6Par un mouvement inverse mais en faisant preuve de la même mesure, Lanza n’accepte pas la correction du passage du chap. XVIII (1456a 14s.) qui devrait attribuer au quatrième type de tragédie la qualification de tragédie spectaculaire, après la tragédie complexe, la tragédie d’émotions et la tragédie de caractère. De fait beaucoup d’éditeurs adoptent la conjecture opsis proposée par Bywater. Cette fois-ci Lanza est fidèle à Kassel qui a signalé par deux cruces desperationis trois lettres difficilement compréhensibles.
7Pourquoi la conjecture est-elle généralement acceptée ? pourquoi Aristote classe-t-il dans ce type de tragédie les Phorcides, drame satyrique d’Eschyle, le Prométhée, dont le texte montre des éléments spectaculaires - comme l’enchaînement - et toutes les tragédies qui avaient lieu dans l’Hadès ? Or, en ce qui concerne le Prométhée, nous ne savons pas quel texte lisait Aristote. Pour les autres cas nous ne pouvons rien dire : seuls deux fragments des Phorcides nous ont été transmis. L’analyse du passage entier conduit Lanza à suspendre son jugement sur la quatrième partie d’une classification qui pourrait ne pas être exactement aristotélicienne, mais plutôt liée au théâtre de son temps. Je crois que cette précaution apporte au moins un résultat : elle n’induit pas à lire le Prométhée comme une tragédie uniquement spectaculaire. Cette pièce pourrait être également classée comme tragédie à intrigue simple, voire comme tragédie de caractères, ou, pour certains vers, comme tragédie pathetiké.

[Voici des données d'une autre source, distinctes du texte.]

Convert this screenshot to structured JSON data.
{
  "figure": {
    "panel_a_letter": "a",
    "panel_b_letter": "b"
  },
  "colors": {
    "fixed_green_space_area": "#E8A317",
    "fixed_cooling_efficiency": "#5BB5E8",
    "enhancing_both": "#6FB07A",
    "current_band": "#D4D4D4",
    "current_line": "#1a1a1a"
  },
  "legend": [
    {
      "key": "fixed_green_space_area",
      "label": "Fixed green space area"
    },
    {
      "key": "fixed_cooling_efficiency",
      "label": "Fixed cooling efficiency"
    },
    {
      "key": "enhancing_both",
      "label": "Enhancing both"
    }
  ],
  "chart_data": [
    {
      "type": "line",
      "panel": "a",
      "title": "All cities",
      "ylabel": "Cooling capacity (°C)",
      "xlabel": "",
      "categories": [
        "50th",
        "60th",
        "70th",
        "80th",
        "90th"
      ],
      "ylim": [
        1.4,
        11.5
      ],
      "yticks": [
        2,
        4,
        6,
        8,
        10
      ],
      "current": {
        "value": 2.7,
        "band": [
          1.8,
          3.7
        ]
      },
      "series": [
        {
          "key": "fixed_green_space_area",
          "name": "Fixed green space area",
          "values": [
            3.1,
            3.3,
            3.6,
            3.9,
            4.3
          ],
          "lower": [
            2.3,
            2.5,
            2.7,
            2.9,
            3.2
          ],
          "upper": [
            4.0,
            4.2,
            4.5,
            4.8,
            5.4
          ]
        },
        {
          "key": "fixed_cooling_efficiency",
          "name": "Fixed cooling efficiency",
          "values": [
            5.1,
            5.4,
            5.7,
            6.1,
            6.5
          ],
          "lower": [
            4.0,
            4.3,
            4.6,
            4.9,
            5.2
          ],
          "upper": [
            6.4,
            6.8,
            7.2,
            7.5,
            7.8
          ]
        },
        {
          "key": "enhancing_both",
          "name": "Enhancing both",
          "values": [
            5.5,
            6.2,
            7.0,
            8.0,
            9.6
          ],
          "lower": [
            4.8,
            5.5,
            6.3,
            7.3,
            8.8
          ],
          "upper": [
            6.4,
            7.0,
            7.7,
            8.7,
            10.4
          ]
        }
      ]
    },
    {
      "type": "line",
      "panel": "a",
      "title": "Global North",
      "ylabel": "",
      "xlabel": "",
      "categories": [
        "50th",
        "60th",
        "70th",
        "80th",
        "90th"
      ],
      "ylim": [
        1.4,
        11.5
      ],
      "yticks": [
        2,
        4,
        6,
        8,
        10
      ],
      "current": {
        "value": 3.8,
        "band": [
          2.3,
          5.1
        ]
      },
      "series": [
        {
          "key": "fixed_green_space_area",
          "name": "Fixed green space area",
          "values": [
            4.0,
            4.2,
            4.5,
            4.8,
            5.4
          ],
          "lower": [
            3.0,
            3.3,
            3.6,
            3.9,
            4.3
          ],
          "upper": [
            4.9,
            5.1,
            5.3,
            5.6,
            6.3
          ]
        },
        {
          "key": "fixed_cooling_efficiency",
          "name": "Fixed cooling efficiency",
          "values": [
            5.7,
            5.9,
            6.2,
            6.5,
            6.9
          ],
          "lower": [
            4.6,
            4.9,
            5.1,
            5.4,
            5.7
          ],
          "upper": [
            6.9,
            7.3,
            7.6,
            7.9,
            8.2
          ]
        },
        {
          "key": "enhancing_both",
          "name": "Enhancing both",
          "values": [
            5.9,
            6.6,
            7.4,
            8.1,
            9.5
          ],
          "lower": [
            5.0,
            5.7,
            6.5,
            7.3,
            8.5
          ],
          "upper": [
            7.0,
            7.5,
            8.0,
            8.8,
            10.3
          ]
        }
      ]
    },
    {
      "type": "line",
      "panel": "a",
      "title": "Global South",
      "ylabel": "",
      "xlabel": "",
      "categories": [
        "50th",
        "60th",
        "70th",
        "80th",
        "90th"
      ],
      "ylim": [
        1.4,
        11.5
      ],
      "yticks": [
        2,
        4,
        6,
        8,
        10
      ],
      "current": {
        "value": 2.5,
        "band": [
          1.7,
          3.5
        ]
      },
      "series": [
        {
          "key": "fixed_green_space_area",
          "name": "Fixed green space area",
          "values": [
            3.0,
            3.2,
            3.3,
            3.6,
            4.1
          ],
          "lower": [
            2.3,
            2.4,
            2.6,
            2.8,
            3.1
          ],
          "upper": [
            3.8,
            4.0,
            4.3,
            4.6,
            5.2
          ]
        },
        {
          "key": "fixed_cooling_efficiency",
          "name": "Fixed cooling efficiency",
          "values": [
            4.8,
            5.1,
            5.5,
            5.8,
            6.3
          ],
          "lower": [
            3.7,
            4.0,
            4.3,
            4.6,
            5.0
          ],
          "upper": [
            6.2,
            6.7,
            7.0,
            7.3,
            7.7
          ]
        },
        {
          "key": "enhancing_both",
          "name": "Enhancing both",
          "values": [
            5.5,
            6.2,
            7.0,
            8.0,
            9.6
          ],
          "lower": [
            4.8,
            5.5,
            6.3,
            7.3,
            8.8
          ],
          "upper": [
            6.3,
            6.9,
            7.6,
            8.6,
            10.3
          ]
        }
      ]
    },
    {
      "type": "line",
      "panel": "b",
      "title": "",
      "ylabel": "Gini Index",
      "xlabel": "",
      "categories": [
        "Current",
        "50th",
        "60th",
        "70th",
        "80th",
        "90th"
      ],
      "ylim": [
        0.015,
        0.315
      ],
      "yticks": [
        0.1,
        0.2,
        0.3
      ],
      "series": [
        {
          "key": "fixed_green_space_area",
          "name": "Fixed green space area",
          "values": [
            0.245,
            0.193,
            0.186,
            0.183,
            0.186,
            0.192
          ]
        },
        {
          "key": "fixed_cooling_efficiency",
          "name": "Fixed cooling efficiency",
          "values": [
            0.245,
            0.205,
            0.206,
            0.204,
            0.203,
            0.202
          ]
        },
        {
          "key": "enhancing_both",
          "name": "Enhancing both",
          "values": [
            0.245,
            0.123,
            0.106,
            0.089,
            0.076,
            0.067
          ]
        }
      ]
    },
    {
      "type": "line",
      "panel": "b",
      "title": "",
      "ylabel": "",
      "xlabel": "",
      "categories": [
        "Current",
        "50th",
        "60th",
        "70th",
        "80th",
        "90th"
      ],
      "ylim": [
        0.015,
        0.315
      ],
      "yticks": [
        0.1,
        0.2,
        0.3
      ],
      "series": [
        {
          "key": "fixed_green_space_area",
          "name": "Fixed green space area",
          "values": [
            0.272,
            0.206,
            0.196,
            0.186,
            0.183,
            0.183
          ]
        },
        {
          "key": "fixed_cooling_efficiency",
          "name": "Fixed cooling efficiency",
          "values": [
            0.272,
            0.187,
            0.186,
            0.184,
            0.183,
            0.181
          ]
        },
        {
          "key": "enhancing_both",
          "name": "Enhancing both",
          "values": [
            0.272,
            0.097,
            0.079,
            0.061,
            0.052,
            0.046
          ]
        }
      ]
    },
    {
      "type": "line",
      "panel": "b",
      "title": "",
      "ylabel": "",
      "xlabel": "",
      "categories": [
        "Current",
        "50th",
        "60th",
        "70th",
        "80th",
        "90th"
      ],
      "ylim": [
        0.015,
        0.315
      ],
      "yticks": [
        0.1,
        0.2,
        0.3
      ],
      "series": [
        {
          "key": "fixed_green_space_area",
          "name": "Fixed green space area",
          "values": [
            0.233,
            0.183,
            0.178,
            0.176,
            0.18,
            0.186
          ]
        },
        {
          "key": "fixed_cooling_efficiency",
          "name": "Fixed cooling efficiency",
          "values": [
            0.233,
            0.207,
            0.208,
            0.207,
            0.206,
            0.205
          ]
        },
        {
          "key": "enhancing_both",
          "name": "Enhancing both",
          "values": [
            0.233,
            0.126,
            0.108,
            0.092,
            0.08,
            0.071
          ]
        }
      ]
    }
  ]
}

8Ces modalités d’interprétation ou de suspension du jugement vont de pair avec une extrême attention portée aux modalités de communication du théâtre grec, en tant qu’héritier d’une antique tradition culturelle. J’aimerais souligner la clarté avec laquelle Lanza cerne la notion de katharsis en la libérant des lectures platoniciennes et néoplatoniciennes qui ont obscurci son sens premier. Lanza purifie (permettez-moi ce jeu de mots) l’interprétation du célèbre passage aristotélicien en se rangeant aux côtés de Bernays et de Flashar : Aristote définit le processus de libération émotive induit par la tragédie d’après l’exemple de la thérapeutique d’Hippocrate.
9Je pourrais citer d’autres passages, mais je conclus en remarquant que Lanza préfère ne pas trop intervenir sur le texte de la Poétique ; il exprime des doutes ou émet des hypothèses formulées de façon rigoureuse. Vingt ans après sa publication, l’interprétation de ce texte si difficile répond à de nombreuses interrogations. C’est l’ampleur de cette vision qui fait de Lanza un philologue à la fois sensible, respectueux et critique envers la tradition du texte.
Notes de bas de page
1 Aristotele, Poetica, introduzione, traduzione e note di DL, testo greco a fronte, Biblioteca Universale Rizzoli, Milan, 1987 ; plusieurs reimpressions.